If a carrier is under way, it will likely be wanting to move at much faster pace than these small subs can do, especially at any sustained rate. So unless the subs are willing to sacrifice themselves to prevent damage to the 'mother' ship, there really isn't anything they would add to the protection of the main ship when at sea.

I suspect that disabling the screw of your opponent and harpooning them and dragging them back to be POW's might be the likely scenario. I think making them fairly impact resistant would be a good idea, so in a pinch they can ram an enemy to escape or subdue with minimal damage. say ram the screw would leave a sub helpless in the water. Maybe give it a 'Rhino' horn for ramming, so it has maximum penetration with minimal grip so is can back out and not get stuck.


Suicide robots aka torpedoes

The largest problem is endurance, followed by striking power and speed.

A small sub would have trouble fitting a nuclear reactor, which would be very expensive, so they would have to use diesel to power the sub.
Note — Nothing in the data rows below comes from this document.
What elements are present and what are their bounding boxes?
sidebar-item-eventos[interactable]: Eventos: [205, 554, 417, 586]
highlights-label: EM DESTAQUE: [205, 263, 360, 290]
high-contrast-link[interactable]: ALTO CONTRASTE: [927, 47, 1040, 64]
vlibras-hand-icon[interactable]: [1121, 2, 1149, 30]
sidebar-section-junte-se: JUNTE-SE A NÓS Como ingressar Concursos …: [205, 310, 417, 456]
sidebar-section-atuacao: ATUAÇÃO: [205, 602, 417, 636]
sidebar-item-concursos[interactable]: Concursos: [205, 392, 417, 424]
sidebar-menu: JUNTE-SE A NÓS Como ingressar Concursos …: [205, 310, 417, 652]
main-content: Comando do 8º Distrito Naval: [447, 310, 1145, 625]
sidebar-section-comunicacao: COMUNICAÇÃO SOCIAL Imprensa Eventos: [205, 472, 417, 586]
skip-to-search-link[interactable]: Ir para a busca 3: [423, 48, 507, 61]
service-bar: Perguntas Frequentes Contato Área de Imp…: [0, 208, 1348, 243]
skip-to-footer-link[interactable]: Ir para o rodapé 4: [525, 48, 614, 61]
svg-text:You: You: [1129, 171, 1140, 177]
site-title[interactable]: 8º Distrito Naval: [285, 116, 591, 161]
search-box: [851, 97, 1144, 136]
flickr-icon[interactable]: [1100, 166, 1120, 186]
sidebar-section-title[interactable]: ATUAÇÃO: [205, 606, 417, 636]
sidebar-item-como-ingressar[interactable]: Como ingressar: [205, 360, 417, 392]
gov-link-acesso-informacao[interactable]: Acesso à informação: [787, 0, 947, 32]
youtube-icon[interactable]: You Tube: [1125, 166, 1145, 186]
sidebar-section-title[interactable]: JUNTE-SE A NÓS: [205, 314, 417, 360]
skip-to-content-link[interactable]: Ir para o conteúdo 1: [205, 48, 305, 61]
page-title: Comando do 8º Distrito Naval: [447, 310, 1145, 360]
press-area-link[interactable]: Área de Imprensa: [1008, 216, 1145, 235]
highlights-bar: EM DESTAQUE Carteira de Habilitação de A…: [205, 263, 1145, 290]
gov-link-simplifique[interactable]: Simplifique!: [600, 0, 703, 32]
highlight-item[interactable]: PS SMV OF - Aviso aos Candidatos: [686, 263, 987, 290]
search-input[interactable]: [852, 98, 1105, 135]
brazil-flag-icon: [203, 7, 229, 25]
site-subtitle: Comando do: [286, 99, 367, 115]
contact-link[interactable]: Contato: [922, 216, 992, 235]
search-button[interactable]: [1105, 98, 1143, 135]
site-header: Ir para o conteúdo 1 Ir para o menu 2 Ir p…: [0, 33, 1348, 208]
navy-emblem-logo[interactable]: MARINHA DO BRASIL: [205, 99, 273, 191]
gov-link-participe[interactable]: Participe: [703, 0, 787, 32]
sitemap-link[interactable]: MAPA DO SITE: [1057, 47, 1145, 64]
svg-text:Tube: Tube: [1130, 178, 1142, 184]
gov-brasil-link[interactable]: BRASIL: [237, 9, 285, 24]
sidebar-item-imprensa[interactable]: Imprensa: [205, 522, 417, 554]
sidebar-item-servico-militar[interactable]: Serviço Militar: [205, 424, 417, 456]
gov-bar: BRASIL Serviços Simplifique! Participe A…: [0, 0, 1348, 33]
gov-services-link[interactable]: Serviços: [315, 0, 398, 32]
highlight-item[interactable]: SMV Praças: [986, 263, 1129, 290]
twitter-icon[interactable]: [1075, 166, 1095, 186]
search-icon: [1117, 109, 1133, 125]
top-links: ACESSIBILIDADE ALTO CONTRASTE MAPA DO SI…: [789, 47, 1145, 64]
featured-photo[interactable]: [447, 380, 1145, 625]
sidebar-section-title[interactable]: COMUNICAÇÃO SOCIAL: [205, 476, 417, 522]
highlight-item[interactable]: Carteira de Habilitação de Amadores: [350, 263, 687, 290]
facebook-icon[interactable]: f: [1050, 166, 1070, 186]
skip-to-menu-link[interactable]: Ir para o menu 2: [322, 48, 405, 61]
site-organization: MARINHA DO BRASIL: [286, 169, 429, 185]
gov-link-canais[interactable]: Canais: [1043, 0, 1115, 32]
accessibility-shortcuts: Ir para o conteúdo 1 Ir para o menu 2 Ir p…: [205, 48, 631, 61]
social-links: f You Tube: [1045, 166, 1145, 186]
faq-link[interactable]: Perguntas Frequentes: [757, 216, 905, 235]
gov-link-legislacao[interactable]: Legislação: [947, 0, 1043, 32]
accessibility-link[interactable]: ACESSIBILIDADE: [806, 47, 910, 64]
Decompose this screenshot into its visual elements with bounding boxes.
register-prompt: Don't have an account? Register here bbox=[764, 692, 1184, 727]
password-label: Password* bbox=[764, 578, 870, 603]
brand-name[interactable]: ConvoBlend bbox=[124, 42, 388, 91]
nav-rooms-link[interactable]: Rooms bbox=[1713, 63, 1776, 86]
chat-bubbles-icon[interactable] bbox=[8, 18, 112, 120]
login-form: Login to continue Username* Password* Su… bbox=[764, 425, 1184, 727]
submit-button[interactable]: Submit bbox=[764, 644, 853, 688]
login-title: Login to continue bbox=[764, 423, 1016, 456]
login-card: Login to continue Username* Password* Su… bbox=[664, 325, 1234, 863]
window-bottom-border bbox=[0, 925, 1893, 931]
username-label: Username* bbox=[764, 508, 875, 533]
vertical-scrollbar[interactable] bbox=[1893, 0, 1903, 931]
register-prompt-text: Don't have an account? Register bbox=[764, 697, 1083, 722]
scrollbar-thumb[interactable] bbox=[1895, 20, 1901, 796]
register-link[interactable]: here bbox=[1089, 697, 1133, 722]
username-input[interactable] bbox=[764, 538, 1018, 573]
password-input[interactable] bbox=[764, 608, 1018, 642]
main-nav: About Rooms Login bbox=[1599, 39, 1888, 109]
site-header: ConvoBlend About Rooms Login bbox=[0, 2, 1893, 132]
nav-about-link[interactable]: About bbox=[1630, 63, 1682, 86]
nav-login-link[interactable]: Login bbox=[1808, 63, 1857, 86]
Diesel generators use lots of oxygen so the diesel subs have to surface and get fresh air to run their generators and charge their batteries.

Smaller subs would have smaller batteries and have to surface more often instead of once a day once every 2-3 hours. Small surface ships could pick them off when they surface.

The subs would also still have to move fast enough to keep up with main ships with better power sources. They would also need outsized weapons to still be able to damage larger ships.

You could use them as sensor platforms, but then why put people in them. Just relay the signal back to a main ship with weapons. Taking the pilots out makes the sub much higher endurance and cheaper.

The best analog today are automated torpedoes and mines, that can recognize the sonar characteristics of enemy ships and home in on them. They are at least a third explosive so they hit hard enough to kill a large ship, and endurance doesn't matter because they will only run for an hour or two.

As for sensors passive sonar is the main one, active sonar is used when closing in for the kill. What absorbs infrared so it is not useful. MAD only works in very short ranges (magnetic fields fall off as the square of the distance) so it is of limited use. Most active sensors have the problem that they make you visible at roughly twice the distance they reveal an enemy because it has to have enough energy to hit the enemy and then bounce back and reach you.